Il verbo leggere non sopporta l’imperativo
Se è vero, come diceva Gianni Rodari, che il verbo leggere non sopporta l’imperativo, è anche vero che non ricordo momenti in cui i libri non abbiano scandito la mia vita. Ho sempre creduto che il mio tempo debba spendersi, quasi quotidianamente, in libreria, ad “annusare” i nuovi libri che escono o a cercare spunti per discussioni con i miei studenti. Non so quando ho capito il potere della lettura, ma, in momenti non facili della mia vita, ho imparato che il piacere generato dalla parola scritta poteva salvarmi e che gli effetti collaterali, fatti di dipendenza e di adesione a un mondo di sodali, erano molto più vitali delle volute di fumo generate dalle erbe illusorie fumate dai miei compagni di gioventù. Le pagine dei libri mi hanno dato la forza di affrontare la vita con le gioie e le sofferenze che la governano, perché i libri che mi sono scelta hanno generato risposte o dubbi, ma mai sono stati silenziosi compagni. Il solo libro lasciato a metà è legato alla dolorosa esperienza della morte di mio padre e alle ore che ne hanno scandito l’agonia. Leggevo per non vederne la fine imminente, ma in quella dolorosa veglia notturna non sono riuscita a portare a termine una lettura carica del mio e del suo dolore.
Spesso ho raccontato ai miei alunni episodi legati al mio legame con i libri o al ricordo lontano di un libro bellissimo, di pregiata fattura, che mia madre, negli anni dell’infanzia, mi regalò per tenermi a letto a curare una polmonite: lo accompagnò con la preghiera di non leggerlo in fretta, dal momento che non poteva permettersi di acquistarne altri. Era “Le mille e una notte”: le storie narrate da una principessa, capace di ammansire un sultano col potere dei suoi racconti, mi aprirono un mondo nuovo e allora capii di quali frutti preziosi la mia immaginazione poteva entrare in possesso. Se allora amavo le storie fantastiche, nel tempo ho privilegiato di più la saggistica o romanzi che conservano un rapporto con la dimensione storica.

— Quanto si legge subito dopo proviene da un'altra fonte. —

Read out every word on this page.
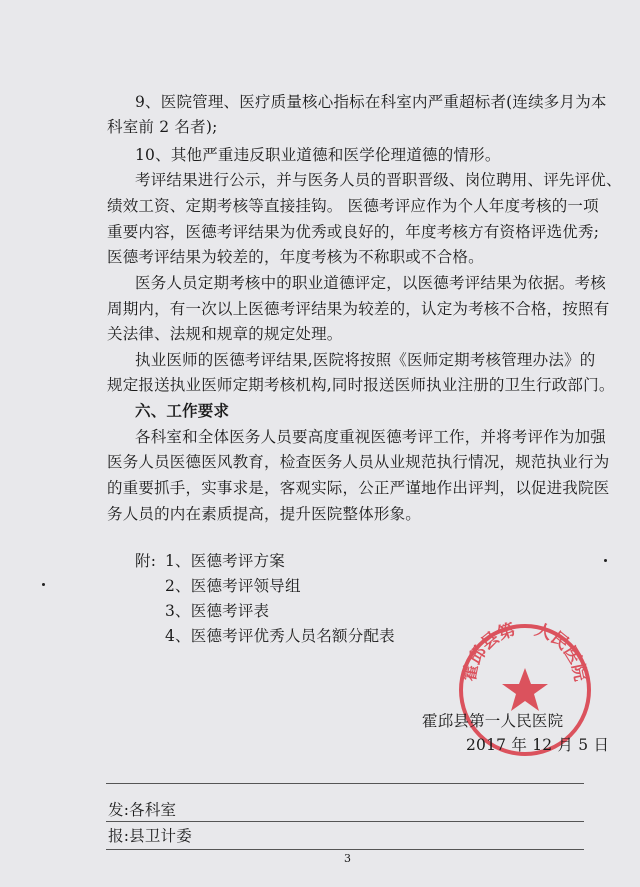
9、医院管理、医疗质量核心指标在科室内严重超标者(连续多月为本
科室前 2 名者);
10、其他严重违反职业道德和医学伦理道德的情形。
考评结果进行公示，并与医务人员的晋职晋级、岗位聘用、评先评优、
绩效工资、定期考核等直接挂钩。 医德考评应作为个人年度考核的一项
重要内容，医德考评结果为优秀或良好的，年度考核方有资格评选优秀;
医德考评结果为较差的，年度考核为不称职或不合格。
医务人员定期考核中的职业道德评定，以医德考评结果为依据。考核
周期内，有一次以上医德考评结果为较差的，认定为考核不合格，按照有
关法律、法规和规章的规定处理。
执业医师的医德考评结果,医院将按照《医师定期考核管理办法》的
规定报送执业医师定期考核机构,同时报送医师执业注册的卫生行政部门。
六、工作要求
各科室和全体医务人员要高度重视医德考评工作，并将考评作为加强
医务人员医德医风教育，检查医务人员从业规范执行情况，规范执业行为
的重要抓手，实事求是，客观实际，公正严谨地作出评判，以促进我院医
务人员的内在素质提高，提升医院整体形象。
附: 1、医德考评方案
2、医德考评领导组
3、医德考评表
4、医德考评优秀人员名额分配表
霍邱县第一人民医院
霍邱县第一人民医院
2017 年 12 月 5 日
发:各科室
报:县卫计委
3
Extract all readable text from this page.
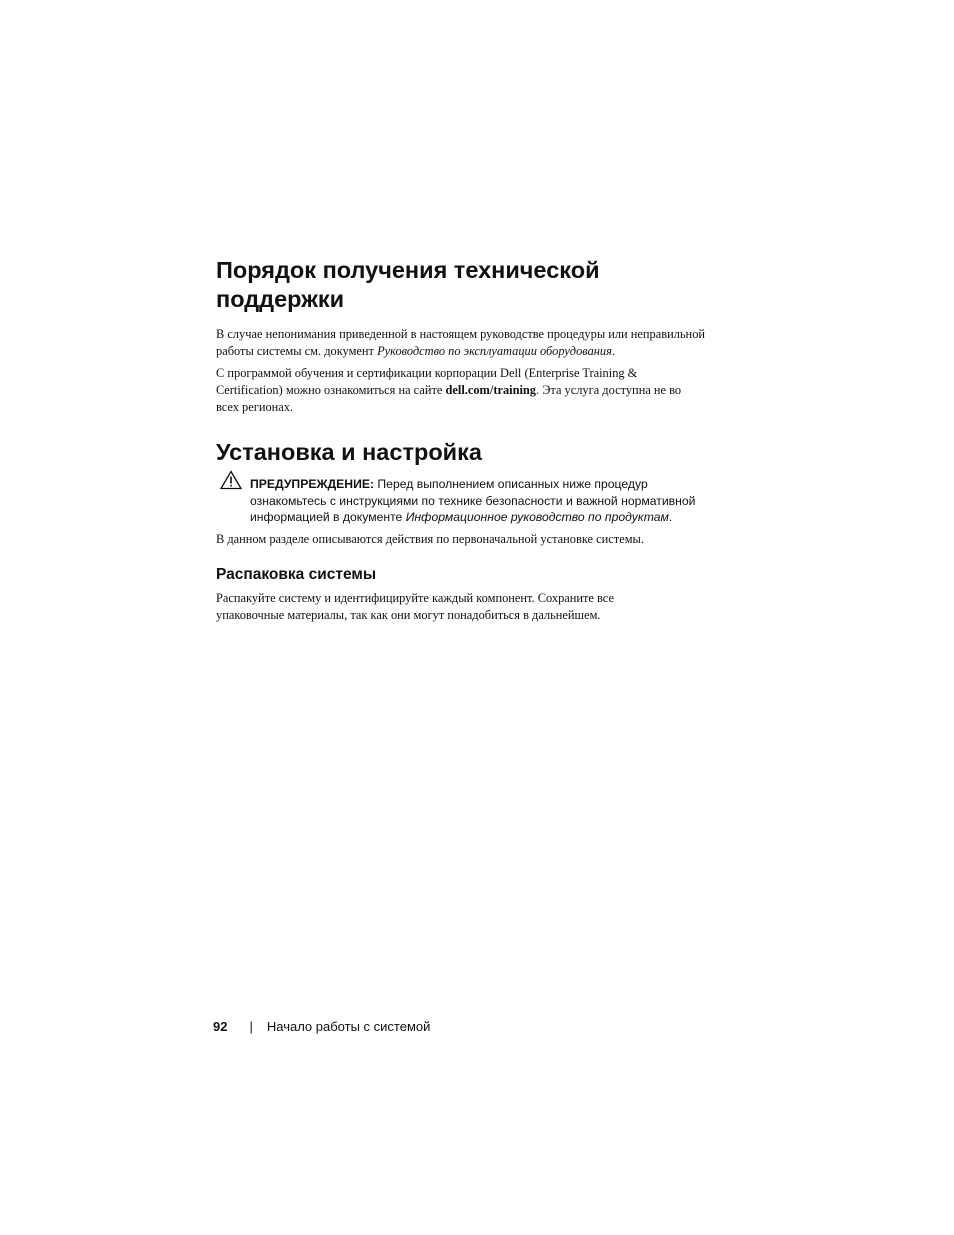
Порядок получения технической
поддержки

В случае непонимания приведенной в настоящем руководстве процедуры или неправильной работы системы см. документ Руководство по эксплуатации оборудования.

С программой обучения и сертификации корпорации Dell (Enterprise Training & Certification) можно ознакомиться на сайте dell.com/training. Эта услуга доступна не во всех регионах.

Установка и настройка
ПРЕДУПРЕЖДЕНИЕ: Перед выполнением описанных ниже процедур ознакомьтесь с инструкциями по технике безопасности и важной нормативной информацией в документе Информационное руководство по продуктам.

В данном разделе описываются действия по первоначальной установке системы.

Распаковка системы

Распакуйте систему и идентифицируйте каждый компонент. Сохраните все упаковочные материалы, так как они могут понадобиться в дальнейшем.

92 | Начало работы с системой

Ora sto leggendo “I traditori”, di Giancarlo di Cataldo, giornalista e scrittore di romanzi gialli. Dedicato al Risorgimento e a quei giovani che si illusero di cambiare il mondo, può essere considerato un romanzo storico, ma, accanto a personaggi realmente esistiti, ci mostra figure inventate e degne di un romanzo d’avventura, come in un feuilleton ottocentesco. Giancarlo di Cataldo sviluppa un racconto capace di farci comprendere il nostro presente attraverso un passato in cui molti possono riconoscersi e ci fa capire che forse la storia tante volte si ripete: sta a noi capirne la lezione. Sono tanti i personaggi di rilievo, ma fra tutti spicca Lorenzo, giovane aristocratico che paga la propria libertà con il prezzo del tradimento. Fugge a Londra dove incontra Striga, una ragazza muta dai capelli rossi, creduta indemoniata o pazza. Altri giovani entrano in scena, pronti a cambiare la storia, in un intreccio dinamico e caratterizzato da un ritmo narrativo incalzante che non può non piacere ai giovani lettori. Il libro si muove tra ideali e opportunismo, tra generosità e cinismo, raccontandoci il Risorgimento con la libertà di una moderna fiction, come nel film “Noi credevamo” di Martone. Lo consiglio quindi ai giovani perché possono leggervi, senza vacua retorica, come si è costruito questo paese tra cospirazioni e insurrezioni, tra sogni e ciniche avventure, ma, pur sempre ad opera di uomini che hanno creduto di poter realizzare un mondo nuovo, nato dalle loro idee. Lo consiglio inoltre perché credo che mai come ora abbiamo bisogno di una nuova stagione e di forze giovani che disegnino la realtà con la forza e l’innocenza della loro età.